Stocks still are stuck in the mud? Not so fast there, partner. While it’s true some stocks still are trapped in a trading range (even with last Friday’s surge to new multiweek highs for the market), a few stocks have gotten over key technical hurdles. As such, they might be better positioned to get — and stay — in a bullish groove. Take a look.
Click to Enlarge For years — yes, years — Abbott Laboratories (NYSE:ABT) has been stuck in a rut around the $51 level. With just a quick glance, it simply looked range-bound, and content to be so; no need to bother with owning it. A closer look at the chart, though, coupled with what happened last week, now reveals there was a whole lot more going on with ABT — and a whole lot more still to come.
Since mid-2008, Abbott actually has been getting squeezed into the tip of a long-term wedge shape (framed by dashed lines on the chart). With the falling resistance line on top and the rising support line on the bottom being on an intercept course, the wedge shape can’t last indefinitely — eventually, the stock will have to move above the ceiling or under the floor. Given the lengthy gestation period, though, those breakouts or breakdowns tend to just the beginning of major moves.
As of last week, ABT has punched through the upper edge of the wedge shape, dropping a major bullish clue as a result.
There’s supporting news behind the move, too. The company topped its Q3 earnings estimates by a penny, then followed that news up by adding it could garner $4 billion annually in new drug sales by continuing to develop three new therapies. Also, its ARCHITECT analysis platform is now the underlying technology for the Active-B12 assay, which should greatly improve sales of the testing equipment.
After four consecutive earnings beats and some plausible hints that the company can grow, shares finally are starting to reflect the company’s potential.

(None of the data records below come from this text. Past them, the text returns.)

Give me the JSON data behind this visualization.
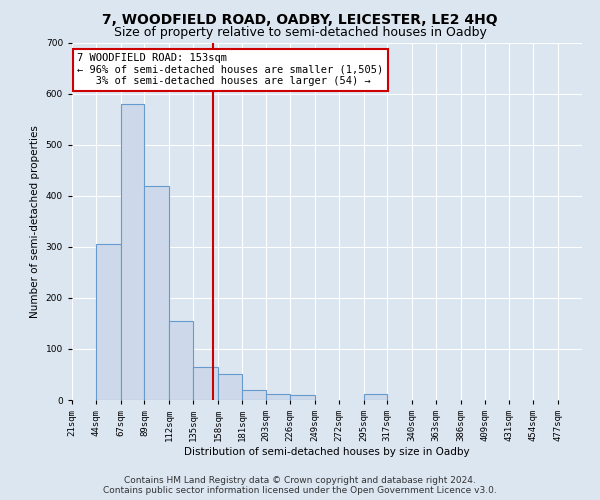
{
  "title": "7, WOODFIELD ROAD, OADBY, LEICESTER, LE2 4HQ",
  "subtitle": "Size of property relative to semi-detached houses in Oadby",
  "xlabel": "Distribution of semi-detached houses by size in Oadby",
  "ylabel": "Number of semi-detached properties",
  "bin_labels": [
    "21sqm",
    "44sqm",
    "67sqm",
    "89sqm",
    "112sqm",
    "135sqm",
    "158sqm",
    "181sqm",
    "203sqm",
    "226sqm",
    "249sqm",
    "272sqm",
    "295sqm",
    "317sqm",
    "340sqm",
    "363sqm",
    "386sqm",
    "409sqm",
    "431sqm",
    "454sqm",
    "477sqm"
  ],
  "bin_edges": [
    21,
    44,
    67,
    89,
    112,
    135,
    158,
    181,
    203,
    226,
    249,
    272,
    295,
    317,
    340,
    363,
    386,
    409,
    431,
    454,
    477,
    500
  ],
  "bar_heights": [
    0,
    305,
    580,
    420,
    155,
    65,
    50,
    20,
    12,
    10,
    0,
    0,
    12,
    0,
    0,
    0,
    0,
    0,
    0,
    0,
    0
  ],
  "bar_color": "#cdd9ea",
  "bar_edgecolor": "#6699cc",
  "property_value": 153,
  "property_line_color": "#cc0000",
  "annotation_line1": "7 WOODFIELD ROAD: 153sqm",
  "annotation_line2": "← 96% of semi-detached houses are smaller (1,505)",
  "annotation_line3": "   3% of semi-detached houses are larger (54) →",
  "annotation_box_color": "#ffffff",
  "annotation_box_edgecolor": "#cc0000",
  "ylim": [
    0,
    700
  ],
  "yticks": [
    0,
    100,
    200,
    300,
    400,
    500,
    600,
    700
  ],
  "background_color": "#dce6f1",
  "plot_background_color": "#dce6f1",
  "grid_color": "#ffffff",
  "title_fontsize": 10,
  "subtitle_fontsize": 9,
  "axis_label_fontsize": 7.5,
  "tick_fontsize": 6.5,
  "annotation_fontsize": 7.5,
  "footer_fontsize": 6.5,
  "footer_line1": "Contains HM Land Registry data © Crown copyright and database right 2024.",
  "footer_line2": "Contains public sector information licensed under the Open Government Licence v3.0."
}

Click to Enlarge The past year-and-a-half has been nothing but painful for Cisco (NASDAQ:CSCO) shareholders, with the stock sliding from nearly $28 in April of 2010 to a low of $13.30 in early August. The salt in the wound is how the company still was doing well, and growing income, that whole time. It wasn’t white-hot growth, but it was nothing to complain about, either. Yet shares continued to get hammered as concerns of better competition in the networking and switches game lingered.
Things changed a couple of weeks ago, though, and the stock’s starting to suggest the market finally believes in the “new and improved” CSCO.
It’s no secret that the company finally had a much-needed head-on collision with reality in early 2011. Its big-ticket switch/router business was under attack by cheaper competition, and any profits that its networking division still was managing to generate were being siphoned off by its lower-margin consumer electronics businesses like the Flip camcorder. The decision to stop making the Flip wasn’t just about shutting down one product. It also marked the point where Cisco Systems started “getting back to basics” — the cash cows that got it to where it wanted to be in the first place.
Shares of CSCO have been on the mend since shortly after that point and are on the verge of fully breaking out of a long-term rut. The resistance line (orange) that has been a problem since mid-2010 is close to being breached — and if it is, look out above.
Yes, Cisco Systems has gotten to this point before and ultimately failed to move above that line. Things really are different this time, though. For starters, the rebound effort is unfolding at a much better (read “sustainable”) pace this time around. And the company has a much better game plan now than it did at any point in the prior 18 months.
Click to Enlarge Last but not least, Target (NYSE:TGT) has not just broken above its key ceiling at $52.15, but it has done so for a second time as of two weeks ago. And this time, it has done so with a great deal of conviction.
This actually is something of a diamond-shaped pattern, where the lower half of the formation is V-shaped. The top half isn’t a mirror image in this case, though — it’s simply a horizontal line acting as a ceiling. Or, it was acting as a ceiling, anyway. Now the ceiling has been knocked over.
After a multimonth brewing period, the bulls should be able to build on this move with relative ease. Investors might not want to get in too big of a hurry, though, as TGT is overextended in the very short run. We should see at least a small dip from here before the dust settles. As long as the rebound kicks in somewhere above $52.15, Target should be fine.
As of this writing, James Brumley did not own a position in any of the aforementioned stocks.